From the Booking Desk:

I would venture to guess that the focus of this week’s composite sketch is a name unfamiliar to some of you – but I equally suspect that after reading her answers, you will be seeking out her work. Christine Carbo was first introduced to me by her publisher at of of the Bouchercons. That first meeting was brief, but at last year’s Bouchercon in Toronto, I had a much longer (and wonderful) chat with her among the aisles of the book room. Like the wilderness that forms the backdrop for her mystery series, Christine is a joy to be around and I look forward to seeing her at many future conventions.

Name: Christine Carbo      
Location: Northwest Montana

This person from my personal life is such an inspiration:

I’m going to cheat and say two people: my parents. My father is brilliant and optimistic, someone who never quits soaking up information or teaching himself new skills and concepts. At 73, while working for his local hospital as an outreach neurologist who would fly all over Montana to hold clinics in rural areas, he found time to buy a piano and teach himself how to play quite beautifully. Now, he’s 81, just recently retired, and between reading books on quantum physics and the cosmos, playing piano and guitar, rebuilding computers, and taking up wood-working, he’s a supportive father and friend. My mother, well, totally different, but equally inspirational. She was born in France and moved to Germany when she was six. She has trouble hearing, probably a result of growing up in war-torn Germany and constantly retreating to bomb-shelters. She came to the US after she met my father in Germany who was stationed there with the Air Force, and has never looked back. She spoke Polish, French, and German, and added English when she came to America. I’ve learned stubbornness and a stick-to-it’ness from her that probably was very helpful in getting published in the first place.

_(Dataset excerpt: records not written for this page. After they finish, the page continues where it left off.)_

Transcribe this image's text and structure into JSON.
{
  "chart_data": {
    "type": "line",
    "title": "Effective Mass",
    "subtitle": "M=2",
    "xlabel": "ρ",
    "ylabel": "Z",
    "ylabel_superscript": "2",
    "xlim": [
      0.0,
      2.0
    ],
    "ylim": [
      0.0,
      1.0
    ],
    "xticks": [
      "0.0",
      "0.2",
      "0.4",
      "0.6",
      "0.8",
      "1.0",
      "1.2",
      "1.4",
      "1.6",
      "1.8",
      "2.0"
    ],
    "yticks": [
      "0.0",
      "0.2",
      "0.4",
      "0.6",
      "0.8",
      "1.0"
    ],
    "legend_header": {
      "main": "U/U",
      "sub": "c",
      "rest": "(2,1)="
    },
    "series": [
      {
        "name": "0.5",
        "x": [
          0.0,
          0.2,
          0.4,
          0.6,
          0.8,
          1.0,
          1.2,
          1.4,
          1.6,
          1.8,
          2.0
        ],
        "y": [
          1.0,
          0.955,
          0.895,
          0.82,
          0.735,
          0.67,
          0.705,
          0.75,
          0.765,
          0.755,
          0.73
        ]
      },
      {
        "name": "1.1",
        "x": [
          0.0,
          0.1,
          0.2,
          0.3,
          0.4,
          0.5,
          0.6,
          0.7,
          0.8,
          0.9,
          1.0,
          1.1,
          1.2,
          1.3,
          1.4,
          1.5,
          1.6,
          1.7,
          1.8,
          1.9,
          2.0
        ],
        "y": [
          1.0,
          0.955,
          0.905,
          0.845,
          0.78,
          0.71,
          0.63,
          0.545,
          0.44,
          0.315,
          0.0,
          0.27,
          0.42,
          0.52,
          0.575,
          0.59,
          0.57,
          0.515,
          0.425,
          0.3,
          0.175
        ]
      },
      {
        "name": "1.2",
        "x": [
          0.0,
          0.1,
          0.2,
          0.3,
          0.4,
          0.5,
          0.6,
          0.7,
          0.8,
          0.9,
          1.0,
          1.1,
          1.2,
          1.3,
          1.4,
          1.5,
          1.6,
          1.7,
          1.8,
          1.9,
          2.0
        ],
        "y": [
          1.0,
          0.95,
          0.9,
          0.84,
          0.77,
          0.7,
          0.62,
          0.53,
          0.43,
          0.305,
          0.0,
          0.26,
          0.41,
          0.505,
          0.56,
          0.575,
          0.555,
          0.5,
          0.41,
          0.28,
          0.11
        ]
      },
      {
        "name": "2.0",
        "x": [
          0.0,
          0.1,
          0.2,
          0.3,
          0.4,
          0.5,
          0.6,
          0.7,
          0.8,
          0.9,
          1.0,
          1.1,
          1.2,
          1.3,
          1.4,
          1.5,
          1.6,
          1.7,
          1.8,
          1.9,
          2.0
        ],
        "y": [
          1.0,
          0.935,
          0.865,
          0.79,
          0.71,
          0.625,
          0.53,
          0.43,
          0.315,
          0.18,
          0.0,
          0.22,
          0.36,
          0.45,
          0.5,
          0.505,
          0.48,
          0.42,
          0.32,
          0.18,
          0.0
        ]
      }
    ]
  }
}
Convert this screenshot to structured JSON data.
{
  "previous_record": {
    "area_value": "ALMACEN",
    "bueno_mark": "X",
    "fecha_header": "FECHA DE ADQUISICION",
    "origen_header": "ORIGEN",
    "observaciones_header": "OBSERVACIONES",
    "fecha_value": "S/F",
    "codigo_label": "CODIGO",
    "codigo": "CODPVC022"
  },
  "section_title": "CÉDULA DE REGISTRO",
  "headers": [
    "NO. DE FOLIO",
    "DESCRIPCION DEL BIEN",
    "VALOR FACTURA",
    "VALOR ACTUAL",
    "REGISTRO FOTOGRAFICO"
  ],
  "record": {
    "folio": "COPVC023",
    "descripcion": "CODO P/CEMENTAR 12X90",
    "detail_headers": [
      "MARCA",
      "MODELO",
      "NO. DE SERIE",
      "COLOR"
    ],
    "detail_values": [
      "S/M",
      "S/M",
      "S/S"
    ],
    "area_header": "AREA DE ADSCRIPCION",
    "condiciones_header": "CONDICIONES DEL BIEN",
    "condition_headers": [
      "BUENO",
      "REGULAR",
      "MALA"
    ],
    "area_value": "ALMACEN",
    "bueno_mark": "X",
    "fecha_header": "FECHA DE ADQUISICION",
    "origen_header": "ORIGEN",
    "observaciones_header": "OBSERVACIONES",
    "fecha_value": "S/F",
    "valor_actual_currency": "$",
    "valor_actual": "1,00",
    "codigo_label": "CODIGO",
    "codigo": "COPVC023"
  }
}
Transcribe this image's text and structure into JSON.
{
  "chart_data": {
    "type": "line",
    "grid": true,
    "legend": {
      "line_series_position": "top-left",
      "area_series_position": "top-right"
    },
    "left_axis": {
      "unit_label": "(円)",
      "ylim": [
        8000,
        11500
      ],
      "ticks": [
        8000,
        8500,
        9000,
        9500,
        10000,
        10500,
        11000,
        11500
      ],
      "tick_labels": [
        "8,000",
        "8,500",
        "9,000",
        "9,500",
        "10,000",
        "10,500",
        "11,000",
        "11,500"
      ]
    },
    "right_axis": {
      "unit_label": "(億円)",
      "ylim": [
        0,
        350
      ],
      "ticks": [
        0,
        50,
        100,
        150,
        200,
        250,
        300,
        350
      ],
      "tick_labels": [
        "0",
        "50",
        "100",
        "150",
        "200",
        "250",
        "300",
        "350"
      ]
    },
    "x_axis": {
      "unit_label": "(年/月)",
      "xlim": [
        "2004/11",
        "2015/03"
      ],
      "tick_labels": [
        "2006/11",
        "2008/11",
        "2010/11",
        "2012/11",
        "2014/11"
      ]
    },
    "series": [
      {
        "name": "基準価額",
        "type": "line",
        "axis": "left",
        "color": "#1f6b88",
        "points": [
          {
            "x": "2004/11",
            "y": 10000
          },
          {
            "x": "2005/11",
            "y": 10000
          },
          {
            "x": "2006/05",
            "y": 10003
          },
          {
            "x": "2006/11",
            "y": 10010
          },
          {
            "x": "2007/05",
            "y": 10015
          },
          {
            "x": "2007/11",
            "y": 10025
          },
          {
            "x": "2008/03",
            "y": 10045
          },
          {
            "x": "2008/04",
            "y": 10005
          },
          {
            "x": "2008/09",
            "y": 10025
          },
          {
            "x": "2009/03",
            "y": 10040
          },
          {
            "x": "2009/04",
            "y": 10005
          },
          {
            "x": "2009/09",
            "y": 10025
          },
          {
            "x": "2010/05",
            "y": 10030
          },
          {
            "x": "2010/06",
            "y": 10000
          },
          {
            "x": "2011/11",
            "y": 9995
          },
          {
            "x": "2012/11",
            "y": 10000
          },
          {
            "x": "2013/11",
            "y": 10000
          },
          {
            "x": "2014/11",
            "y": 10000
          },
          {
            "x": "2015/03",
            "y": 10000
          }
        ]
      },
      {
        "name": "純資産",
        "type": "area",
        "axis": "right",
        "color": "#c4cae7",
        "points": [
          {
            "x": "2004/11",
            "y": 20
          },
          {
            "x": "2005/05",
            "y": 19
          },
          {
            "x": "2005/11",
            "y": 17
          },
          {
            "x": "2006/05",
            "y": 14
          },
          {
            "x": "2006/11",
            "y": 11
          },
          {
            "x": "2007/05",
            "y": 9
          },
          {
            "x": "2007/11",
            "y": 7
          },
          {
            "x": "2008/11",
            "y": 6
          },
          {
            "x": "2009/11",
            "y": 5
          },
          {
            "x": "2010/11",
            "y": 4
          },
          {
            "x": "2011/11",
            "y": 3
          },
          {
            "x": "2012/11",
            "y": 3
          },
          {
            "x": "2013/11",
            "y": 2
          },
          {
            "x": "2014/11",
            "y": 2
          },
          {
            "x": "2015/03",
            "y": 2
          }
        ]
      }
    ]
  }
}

One of the people I admire most in the crime fiction community is:

Mark Stevens, 2016’s Rocky Mountain Fiction Writer of the Year and current president of Rocky Mountain Mystery Writers of America. He is one of the nicest and most helpful people I know who does a ton for other authors no matter how much it might impede on his busy schedule. He is the author of an excellent series called The Allison Coil Mystery Series.

STALKER ALERT! If this fictional character were real, they would likely need to get a restraining order against me:

For a male: I can’t resist DI Caffery in the Mo Hayder series. He’s the sexy, quintessential bad boy, and I suppose since he’s fictional, he’s safe to have a thing for; no healthy woman would ever want to actually get involved with a guy like him! He’s a flawed character who will even break the law if he needs to, but he does it for the right reasons, and deep down, he’s got a big heart.

For a female: I love Ellie Stone from Edgar Award-nominated author James Ziskin’s Ellie Stone Mystery Series. She’s witty, sophisticated, sensitive, and strong. She’s independent at a time (the early 60’s) when it wasn’t so easy for women to be independent, but her character is realistic and not anachronistic at all.

People are always surprised that I am a fan of this individual (singer, actor, or artist):

I grew up in Florida in the 70’s before moving to Montana, so I was exposed to a huge diet of Jimmy Buffet songs. I’m still fond of those old songs, as simple as they are, and people are often surprised to find that out. It makes some people cringe. I don’t actively listen to his stuff anymore, but if I hear it, I can’t resist turning it up. My favorite is Trying to Reason With Hurricane Season. People are also surprised that I am a loyal viewer of The Walking Dead. I can’t really explain why I watch it, but I do, even when its storyline gets a little too illogical and irritating. But hey, what could possibly be illogical about a group of people making their way in a zombie apocalypse?

My personal catch phase is (or should be):

This isn’t really a catch-phrase, but it’s a good quote: “If you banish the dragons, you banish the heroes.” Andrew Soloman says that about forging meaning from struggle. I think it’s apropos for fictional characters as well, like DI Caffery. We have to honor our dragons and our characters’ dragons in order to create meaningful stories.